Vale esclarecer que não se trata de vitimizar a categoria, mesmo porque, em linhas gerais, desempenha poder e autoridade frente à maioria das atividades laborais do país, o que nos permite admitir ser um lugar de privilégio – apesar da desvalorização salarial do presente momento histórico. Trata-se, na verdade, de sinalizar as vulnerabilidades condicionantes a esse coletivo e, portanto, bases de realidades silenciadas.

Fato é que se não há informação que dê conta de dado problema, na prática, não há o que ser resolvido. Logo, questões cruciais são invisibilizadas. Outrossim, as interpretações equivocadas sobre a profissão pesam sobre os ombros daqueles responsáveis pela operacionalização do sistema, ao passo que unem injustiçados pelas dores comuns, fortalecendo, não raro, movimentos tão violentos quanto o sistema que lhes negligenciou a própria humanidade. Isso porque as consequências objetivas das críticas recaem menos sobre os que decidem os rumos da política de segurança do que sobre aqueles que são as peças operacionais dessa engrenagem.
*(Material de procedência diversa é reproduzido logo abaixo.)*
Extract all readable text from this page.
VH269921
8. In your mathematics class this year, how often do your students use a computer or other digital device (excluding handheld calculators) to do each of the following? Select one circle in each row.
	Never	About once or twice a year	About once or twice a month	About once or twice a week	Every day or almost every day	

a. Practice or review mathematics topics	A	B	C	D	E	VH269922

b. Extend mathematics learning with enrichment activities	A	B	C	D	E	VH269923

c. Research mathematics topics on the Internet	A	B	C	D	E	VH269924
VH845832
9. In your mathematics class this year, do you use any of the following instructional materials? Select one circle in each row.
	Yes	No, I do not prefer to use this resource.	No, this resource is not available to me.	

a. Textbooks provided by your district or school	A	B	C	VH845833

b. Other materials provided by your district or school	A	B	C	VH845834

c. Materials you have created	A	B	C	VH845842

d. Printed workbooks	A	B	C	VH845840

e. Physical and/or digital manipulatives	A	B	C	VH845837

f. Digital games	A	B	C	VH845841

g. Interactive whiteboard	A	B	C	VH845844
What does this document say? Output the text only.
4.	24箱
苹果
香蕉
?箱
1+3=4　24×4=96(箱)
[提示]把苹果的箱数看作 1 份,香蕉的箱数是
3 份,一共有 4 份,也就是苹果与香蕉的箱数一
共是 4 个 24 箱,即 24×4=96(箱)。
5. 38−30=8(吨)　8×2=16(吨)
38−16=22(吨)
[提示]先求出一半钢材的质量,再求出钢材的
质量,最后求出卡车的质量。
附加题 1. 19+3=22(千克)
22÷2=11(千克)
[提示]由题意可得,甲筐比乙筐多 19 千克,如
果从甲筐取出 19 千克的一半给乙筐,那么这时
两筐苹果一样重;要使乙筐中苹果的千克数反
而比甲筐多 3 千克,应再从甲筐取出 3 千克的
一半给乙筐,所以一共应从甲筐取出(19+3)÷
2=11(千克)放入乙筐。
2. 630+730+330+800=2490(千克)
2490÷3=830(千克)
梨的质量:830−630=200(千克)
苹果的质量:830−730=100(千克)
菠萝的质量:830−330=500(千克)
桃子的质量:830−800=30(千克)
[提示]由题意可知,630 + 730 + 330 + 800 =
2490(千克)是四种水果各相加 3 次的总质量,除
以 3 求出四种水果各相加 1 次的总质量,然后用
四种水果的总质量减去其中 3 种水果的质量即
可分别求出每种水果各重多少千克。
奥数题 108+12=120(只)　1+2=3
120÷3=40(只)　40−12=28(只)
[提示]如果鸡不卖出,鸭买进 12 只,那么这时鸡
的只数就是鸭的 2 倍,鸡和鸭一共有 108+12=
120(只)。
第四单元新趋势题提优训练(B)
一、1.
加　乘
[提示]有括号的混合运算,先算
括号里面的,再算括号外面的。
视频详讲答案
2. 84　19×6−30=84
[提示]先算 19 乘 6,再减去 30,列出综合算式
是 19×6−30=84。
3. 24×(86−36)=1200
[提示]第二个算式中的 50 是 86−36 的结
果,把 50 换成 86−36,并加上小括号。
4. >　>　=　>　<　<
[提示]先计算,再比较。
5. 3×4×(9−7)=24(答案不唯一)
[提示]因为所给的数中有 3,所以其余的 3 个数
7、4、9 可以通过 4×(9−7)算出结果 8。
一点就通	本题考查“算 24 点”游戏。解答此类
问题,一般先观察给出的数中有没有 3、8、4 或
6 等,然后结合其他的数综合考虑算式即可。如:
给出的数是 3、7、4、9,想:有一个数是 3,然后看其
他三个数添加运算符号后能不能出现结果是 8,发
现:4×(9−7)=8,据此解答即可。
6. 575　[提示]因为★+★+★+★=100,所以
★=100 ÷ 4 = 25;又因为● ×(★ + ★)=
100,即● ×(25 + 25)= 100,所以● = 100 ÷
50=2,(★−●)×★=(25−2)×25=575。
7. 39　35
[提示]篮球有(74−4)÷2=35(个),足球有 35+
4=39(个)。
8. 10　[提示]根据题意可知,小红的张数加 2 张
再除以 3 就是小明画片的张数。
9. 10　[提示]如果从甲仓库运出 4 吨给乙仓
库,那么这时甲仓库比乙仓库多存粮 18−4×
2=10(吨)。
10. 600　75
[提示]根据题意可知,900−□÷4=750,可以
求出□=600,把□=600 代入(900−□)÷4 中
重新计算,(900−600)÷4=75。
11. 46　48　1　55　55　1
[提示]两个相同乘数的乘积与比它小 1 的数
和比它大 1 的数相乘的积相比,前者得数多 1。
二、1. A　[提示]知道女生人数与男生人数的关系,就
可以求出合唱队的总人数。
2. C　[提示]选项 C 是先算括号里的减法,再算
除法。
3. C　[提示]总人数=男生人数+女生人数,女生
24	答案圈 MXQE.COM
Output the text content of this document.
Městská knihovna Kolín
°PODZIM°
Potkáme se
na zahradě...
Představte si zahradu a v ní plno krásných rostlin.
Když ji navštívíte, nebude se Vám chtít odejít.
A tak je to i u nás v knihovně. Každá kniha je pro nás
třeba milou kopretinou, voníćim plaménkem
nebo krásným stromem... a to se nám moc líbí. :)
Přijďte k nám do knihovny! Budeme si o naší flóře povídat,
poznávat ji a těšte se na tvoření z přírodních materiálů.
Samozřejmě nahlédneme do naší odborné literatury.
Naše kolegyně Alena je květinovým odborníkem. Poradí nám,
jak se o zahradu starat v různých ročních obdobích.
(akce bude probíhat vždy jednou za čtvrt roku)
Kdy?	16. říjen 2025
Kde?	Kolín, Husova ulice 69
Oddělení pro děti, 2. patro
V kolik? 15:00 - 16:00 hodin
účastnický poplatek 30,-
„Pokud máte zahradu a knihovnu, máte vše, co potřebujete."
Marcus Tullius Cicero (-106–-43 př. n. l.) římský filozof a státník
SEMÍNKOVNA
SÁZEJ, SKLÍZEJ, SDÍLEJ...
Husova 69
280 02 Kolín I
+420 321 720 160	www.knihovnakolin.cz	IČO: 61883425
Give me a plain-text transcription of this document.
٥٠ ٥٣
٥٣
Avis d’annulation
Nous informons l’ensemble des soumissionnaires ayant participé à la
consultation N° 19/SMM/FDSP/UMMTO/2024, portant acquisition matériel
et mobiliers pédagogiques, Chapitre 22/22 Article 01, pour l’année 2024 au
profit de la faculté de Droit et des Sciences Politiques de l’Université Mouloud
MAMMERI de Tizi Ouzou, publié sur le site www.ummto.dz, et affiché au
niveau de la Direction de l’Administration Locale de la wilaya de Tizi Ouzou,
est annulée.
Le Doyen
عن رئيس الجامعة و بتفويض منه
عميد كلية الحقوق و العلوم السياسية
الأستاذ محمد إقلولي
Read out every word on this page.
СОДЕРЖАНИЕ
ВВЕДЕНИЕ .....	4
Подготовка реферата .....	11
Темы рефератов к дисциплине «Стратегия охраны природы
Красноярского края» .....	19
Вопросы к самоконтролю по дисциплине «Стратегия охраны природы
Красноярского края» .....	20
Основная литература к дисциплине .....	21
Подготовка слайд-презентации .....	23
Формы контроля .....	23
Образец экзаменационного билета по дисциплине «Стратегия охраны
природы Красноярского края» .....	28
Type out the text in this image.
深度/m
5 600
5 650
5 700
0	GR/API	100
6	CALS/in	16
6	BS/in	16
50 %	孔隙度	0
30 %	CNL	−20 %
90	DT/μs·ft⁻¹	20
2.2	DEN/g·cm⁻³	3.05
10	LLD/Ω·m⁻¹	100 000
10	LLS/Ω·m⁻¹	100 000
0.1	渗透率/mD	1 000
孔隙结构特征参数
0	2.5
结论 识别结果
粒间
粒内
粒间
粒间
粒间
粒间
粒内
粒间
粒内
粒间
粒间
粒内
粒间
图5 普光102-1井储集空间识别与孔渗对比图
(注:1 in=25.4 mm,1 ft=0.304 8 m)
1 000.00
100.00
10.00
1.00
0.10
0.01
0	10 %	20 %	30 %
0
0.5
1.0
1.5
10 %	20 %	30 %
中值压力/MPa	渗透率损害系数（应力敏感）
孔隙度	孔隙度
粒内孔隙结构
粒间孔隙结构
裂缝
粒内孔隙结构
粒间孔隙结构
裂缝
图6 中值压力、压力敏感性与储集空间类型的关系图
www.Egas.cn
Assim, atuações policiais de repercussão negativa impõem cortinas de fumaça sobre a base de estruturas que desafiam tanto o coletivo da categoria policial quanto o corpo da sociedade, fazendo com que se digladiem ciclicamente como um cachorro que se contorce para abocanhar o próprio rabo. Estruturas até então pouco desafiadas em sua gênese, mesmo que comumente cobradas no campo da superfície, diante do que está posto a olho nu – dados abertos sobre vitimização e letalidade policial. Para além de um desafio setorial, esse debate é um desafio histórico, político e cultural.

REFERÊNCIA:

[1] https://forumseguranca.org.br/wp-content/uploads/2023/08/anuario-2023-texto-02-as-mortes-de-policiais-em-2022.pdf

JULIANA LEMES DA CRUZ - Doutora em Política Social pela UFF, Conselheira do Fórum Brasileiro de Segurança Pública e Cabo da Polícia Militar de Minas Gerais.